Having made a name for himself in the kitchen, he is not too impressed by today’s ‘celebrity’ chefs who trade on their fame.

He says: ‘I think a chef’s place is behind his stove, and when I retired from cooking in 1999 I told the world that.

‘I didn’t pretend that I cooked when I didn’t.

‘I think people that are going to your restaurants actually want you to cook their dinner. Maybe I’m wrong.’

As well as branching out into owning pubs and restaurants, Marco is now the face of Knorr.

The best advice he believes he can give to people when cooking at home is to keep it simple.

Marco explains: ‘Why make it complicated? I tend to make risotto, or a big bowl of pasta.

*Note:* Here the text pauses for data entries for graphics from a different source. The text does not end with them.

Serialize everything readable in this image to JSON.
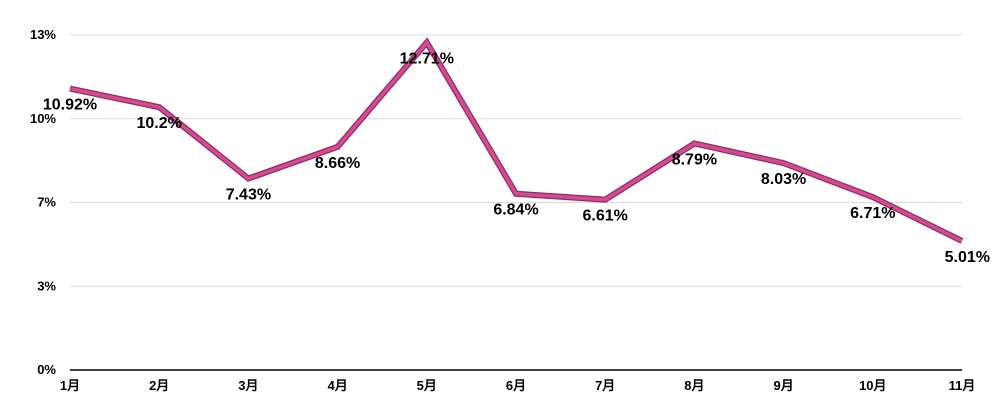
{
  "chart_data": {
    "type": "line",
    "categories": [
      "1月",
      "2月",
      "3月",
      "4月",
      "5月",
      "6月",
      "7月",
      "8月",
      "9月",
      "10月",
      "11月"
    ],
    "series": [
      {
        "values": [
          10.92,
          10.2,
          7.43,
          8.66,
          12.71,
          6.84,
          6.61,
          8.79,
          8.03,
          6.71,
          5.01
        ],
        "labels": [
          "10.92%",
          "10.2%",
          "7.43%",
          "8.66%",
          "12.71%",
          "6.84%",
          "6.61%",
          "8.79%",
          "8.03%",
          "6.71%",
          "5.01%"
        ],
        "color": "#d44a94"
      }
    ],
    "y_ticks": [
      0,
      3.25,
      6.5,
      9.75,
      13
    ],
    "y_tick_labels": [
      "0%",
      "3%",
      "7%",
      "10%",
      "13%"
    ],
    "ylim": [
      0,
      13
    ],
    "grid": true,
    "title": "",
    "xlabel": "",
    "ylabel": ""
  }
}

‘It’s about keeping it simple at home and making it tasty. It’s as simple as that.’

He adds: ‘But people do like to experiment and get excited about food.’

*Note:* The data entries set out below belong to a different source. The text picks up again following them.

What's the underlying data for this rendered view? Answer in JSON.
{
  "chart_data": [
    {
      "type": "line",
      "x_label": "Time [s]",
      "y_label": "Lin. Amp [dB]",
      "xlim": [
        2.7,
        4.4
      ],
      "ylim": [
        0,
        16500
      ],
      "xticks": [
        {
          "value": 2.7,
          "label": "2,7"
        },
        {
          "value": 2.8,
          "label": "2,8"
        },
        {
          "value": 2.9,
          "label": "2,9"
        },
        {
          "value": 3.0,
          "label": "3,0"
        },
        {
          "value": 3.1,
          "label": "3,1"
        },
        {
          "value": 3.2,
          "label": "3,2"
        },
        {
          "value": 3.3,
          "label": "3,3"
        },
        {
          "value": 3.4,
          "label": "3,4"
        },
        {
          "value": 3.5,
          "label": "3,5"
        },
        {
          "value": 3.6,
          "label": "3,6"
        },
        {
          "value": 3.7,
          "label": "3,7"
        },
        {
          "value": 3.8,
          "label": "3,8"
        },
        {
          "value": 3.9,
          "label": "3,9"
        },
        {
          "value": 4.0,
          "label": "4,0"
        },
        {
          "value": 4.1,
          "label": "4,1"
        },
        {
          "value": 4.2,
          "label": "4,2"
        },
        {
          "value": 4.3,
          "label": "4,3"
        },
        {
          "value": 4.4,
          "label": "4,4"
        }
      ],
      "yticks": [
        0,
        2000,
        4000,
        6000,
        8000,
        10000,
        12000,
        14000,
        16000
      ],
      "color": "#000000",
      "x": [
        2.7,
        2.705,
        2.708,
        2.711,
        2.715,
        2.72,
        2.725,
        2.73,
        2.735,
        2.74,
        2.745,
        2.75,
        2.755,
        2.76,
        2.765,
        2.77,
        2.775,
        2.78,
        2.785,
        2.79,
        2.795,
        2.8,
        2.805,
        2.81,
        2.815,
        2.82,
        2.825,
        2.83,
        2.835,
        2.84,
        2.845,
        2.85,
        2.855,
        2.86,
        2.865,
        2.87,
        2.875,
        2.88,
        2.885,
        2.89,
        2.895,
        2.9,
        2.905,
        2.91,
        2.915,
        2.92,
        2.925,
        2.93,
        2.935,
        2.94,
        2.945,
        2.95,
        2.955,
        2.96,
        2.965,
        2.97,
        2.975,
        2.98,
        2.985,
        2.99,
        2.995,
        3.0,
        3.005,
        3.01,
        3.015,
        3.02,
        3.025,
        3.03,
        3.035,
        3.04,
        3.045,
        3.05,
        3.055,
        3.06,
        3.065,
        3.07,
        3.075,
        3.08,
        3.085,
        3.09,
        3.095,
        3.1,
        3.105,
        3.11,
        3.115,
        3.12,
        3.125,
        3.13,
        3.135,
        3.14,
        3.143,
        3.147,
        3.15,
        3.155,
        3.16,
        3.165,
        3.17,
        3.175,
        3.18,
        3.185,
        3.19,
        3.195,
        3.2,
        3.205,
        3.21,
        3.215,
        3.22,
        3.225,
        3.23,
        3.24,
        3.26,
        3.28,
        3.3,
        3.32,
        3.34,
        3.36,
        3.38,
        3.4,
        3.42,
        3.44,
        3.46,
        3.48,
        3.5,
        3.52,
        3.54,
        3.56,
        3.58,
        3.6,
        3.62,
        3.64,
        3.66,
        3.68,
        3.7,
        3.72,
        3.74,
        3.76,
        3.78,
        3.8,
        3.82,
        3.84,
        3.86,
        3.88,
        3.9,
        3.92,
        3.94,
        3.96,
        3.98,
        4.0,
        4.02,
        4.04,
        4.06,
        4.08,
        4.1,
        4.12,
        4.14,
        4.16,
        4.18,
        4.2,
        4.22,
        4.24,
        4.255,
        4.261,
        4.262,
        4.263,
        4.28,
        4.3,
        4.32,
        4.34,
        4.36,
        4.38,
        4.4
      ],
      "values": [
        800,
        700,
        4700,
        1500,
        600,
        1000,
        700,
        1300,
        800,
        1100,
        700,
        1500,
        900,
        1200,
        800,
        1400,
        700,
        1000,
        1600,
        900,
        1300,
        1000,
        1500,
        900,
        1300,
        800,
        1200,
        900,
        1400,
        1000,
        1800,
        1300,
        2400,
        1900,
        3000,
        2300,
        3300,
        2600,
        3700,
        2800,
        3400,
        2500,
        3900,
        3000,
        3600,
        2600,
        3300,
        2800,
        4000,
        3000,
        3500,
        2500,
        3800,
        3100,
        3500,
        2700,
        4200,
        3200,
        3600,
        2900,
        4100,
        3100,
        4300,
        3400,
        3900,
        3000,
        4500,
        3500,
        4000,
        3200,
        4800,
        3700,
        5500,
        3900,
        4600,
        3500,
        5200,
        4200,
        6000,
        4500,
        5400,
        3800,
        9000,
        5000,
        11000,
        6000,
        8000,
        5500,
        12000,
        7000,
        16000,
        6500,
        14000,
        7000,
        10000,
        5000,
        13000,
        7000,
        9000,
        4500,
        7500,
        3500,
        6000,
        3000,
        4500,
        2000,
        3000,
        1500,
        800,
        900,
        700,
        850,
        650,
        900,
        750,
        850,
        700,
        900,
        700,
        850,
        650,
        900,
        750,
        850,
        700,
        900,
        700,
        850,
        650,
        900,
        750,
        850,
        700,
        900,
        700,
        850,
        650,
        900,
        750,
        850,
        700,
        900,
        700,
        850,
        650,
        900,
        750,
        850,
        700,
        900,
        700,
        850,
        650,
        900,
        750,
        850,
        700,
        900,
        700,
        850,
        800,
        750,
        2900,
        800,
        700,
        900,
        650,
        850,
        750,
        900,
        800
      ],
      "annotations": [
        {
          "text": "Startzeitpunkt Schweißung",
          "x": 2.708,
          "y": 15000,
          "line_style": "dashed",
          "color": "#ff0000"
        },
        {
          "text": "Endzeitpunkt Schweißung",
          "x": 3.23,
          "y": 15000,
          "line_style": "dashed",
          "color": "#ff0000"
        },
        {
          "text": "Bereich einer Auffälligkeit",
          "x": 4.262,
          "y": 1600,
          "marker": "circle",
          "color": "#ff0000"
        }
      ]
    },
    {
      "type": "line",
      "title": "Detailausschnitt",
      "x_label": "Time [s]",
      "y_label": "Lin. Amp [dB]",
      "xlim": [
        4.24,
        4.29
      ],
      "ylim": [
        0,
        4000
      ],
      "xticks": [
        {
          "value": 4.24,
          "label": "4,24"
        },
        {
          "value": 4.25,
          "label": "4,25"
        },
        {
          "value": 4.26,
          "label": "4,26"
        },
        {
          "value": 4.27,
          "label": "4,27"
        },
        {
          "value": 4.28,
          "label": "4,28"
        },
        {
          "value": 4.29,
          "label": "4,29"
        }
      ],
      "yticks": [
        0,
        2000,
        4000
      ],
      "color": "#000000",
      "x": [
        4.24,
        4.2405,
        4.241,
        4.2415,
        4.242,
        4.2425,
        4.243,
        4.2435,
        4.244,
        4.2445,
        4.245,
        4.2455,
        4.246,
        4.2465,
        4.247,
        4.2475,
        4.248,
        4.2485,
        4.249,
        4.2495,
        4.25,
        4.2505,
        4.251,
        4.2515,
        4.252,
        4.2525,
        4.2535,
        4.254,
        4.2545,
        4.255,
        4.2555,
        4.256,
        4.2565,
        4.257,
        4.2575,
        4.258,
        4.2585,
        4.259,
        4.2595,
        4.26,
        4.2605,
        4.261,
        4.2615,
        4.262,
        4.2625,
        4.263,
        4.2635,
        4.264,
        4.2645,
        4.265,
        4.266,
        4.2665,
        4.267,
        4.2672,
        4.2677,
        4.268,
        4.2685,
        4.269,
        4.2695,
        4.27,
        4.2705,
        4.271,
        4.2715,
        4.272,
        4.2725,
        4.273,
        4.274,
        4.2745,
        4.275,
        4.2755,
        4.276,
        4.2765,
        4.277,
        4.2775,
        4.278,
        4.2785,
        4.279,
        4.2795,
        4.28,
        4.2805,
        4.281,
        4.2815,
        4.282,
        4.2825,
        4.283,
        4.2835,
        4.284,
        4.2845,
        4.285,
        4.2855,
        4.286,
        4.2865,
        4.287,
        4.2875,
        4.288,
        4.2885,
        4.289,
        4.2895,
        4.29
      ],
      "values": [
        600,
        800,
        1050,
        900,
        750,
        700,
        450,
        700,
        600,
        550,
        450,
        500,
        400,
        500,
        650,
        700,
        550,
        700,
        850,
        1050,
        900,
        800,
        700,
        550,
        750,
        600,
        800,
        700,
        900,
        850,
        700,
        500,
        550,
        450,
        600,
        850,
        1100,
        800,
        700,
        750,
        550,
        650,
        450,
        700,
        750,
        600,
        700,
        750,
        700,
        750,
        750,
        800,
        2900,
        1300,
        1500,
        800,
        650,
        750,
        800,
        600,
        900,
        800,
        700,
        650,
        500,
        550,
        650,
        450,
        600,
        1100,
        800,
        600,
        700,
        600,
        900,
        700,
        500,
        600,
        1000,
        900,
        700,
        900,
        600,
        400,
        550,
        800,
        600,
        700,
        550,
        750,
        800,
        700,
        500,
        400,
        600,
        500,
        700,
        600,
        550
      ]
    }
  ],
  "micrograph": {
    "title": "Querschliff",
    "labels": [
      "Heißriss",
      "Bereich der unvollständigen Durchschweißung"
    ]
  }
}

Looking back at everything he’s achieved in his career, Marco says he doesn’t think he is a particularly ambitious person.

He reveals: ‘If anything I’m ambitious by default.

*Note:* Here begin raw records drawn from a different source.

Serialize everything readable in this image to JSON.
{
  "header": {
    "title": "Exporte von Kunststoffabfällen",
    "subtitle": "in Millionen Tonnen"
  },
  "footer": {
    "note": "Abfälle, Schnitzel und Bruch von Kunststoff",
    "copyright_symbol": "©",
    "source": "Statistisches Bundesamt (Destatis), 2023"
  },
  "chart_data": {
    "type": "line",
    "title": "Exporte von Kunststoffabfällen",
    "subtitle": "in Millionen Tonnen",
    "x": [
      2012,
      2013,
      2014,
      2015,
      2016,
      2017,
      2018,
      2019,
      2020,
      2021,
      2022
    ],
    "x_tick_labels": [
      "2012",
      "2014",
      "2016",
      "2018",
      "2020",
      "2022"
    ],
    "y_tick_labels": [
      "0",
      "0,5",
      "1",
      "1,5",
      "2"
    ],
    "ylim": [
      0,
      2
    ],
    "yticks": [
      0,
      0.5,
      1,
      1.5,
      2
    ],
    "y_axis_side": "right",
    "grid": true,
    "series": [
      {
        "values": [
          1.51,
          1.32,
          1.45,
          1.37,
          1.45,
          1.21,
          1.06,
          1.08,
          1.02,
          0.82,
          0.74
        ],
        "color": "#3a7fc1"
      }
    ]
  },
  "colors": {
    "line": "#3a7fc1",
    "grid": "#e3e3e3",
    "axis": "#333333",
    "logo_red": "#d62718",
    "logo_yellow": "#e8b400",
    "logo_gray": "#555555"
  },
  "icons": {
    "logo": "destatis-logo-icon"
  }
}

‘I do my job well, but I don’t work any harder than anybody else.

‘Some people go sailing, some people go fishing. My pastime now is building and developing businesses and pubs.’

It’s all a far cry from those early days as he sought to establish himself as a chef in the tough culinary world.

He says: ‘I don’t put myself under the same kind of pressure I used to be under as a young man.

‘I just enjoy my life now.’

BIOGRAPHY

Marco Pierre White was born in Leeds in 1961 and left school without any qualifications.

He decided to train as a chef and began working in the kitchen at the Hotel St George in Harrogate, North Yorkshire and later at the Box Tree in Ilkley, West Yorkshire.

He moved to London at 16 with ‘£7.36, a box of books and a bag of clothes’. By the time he was 24 he was head chef and joint owner of Harveys restaurant.

Among those who worked for him earlier on in their careers are Gordon Ramsay and Heston Blumenthal.

MARCo’S STEAK AU POIVRE

Ingredients:

2 fillet steaks (180g each)

1 tablespoon extra virgin olive oil

50ml Double cream

25ml Worcestershire sauce

Professional Mixed Peppercorns Puree

Beef Paste Bouillon

Method:

1. Mix the Beef Paste Bouillon with the olive oil in a bowl to make a paste.

2. Massage the paste into one side of the steaks and place paste side down in a heavy base dry, non-stick pan.

3. Season the remaining side and add a teaspoon of Professional Mixed Peppercorns Puree with the Worcestershire sauce to the simmering pan.

4. Reduce the Worcestershire sauce and continue to cook the steak, searing both sides.

5. Add the double cream, simmer and serve.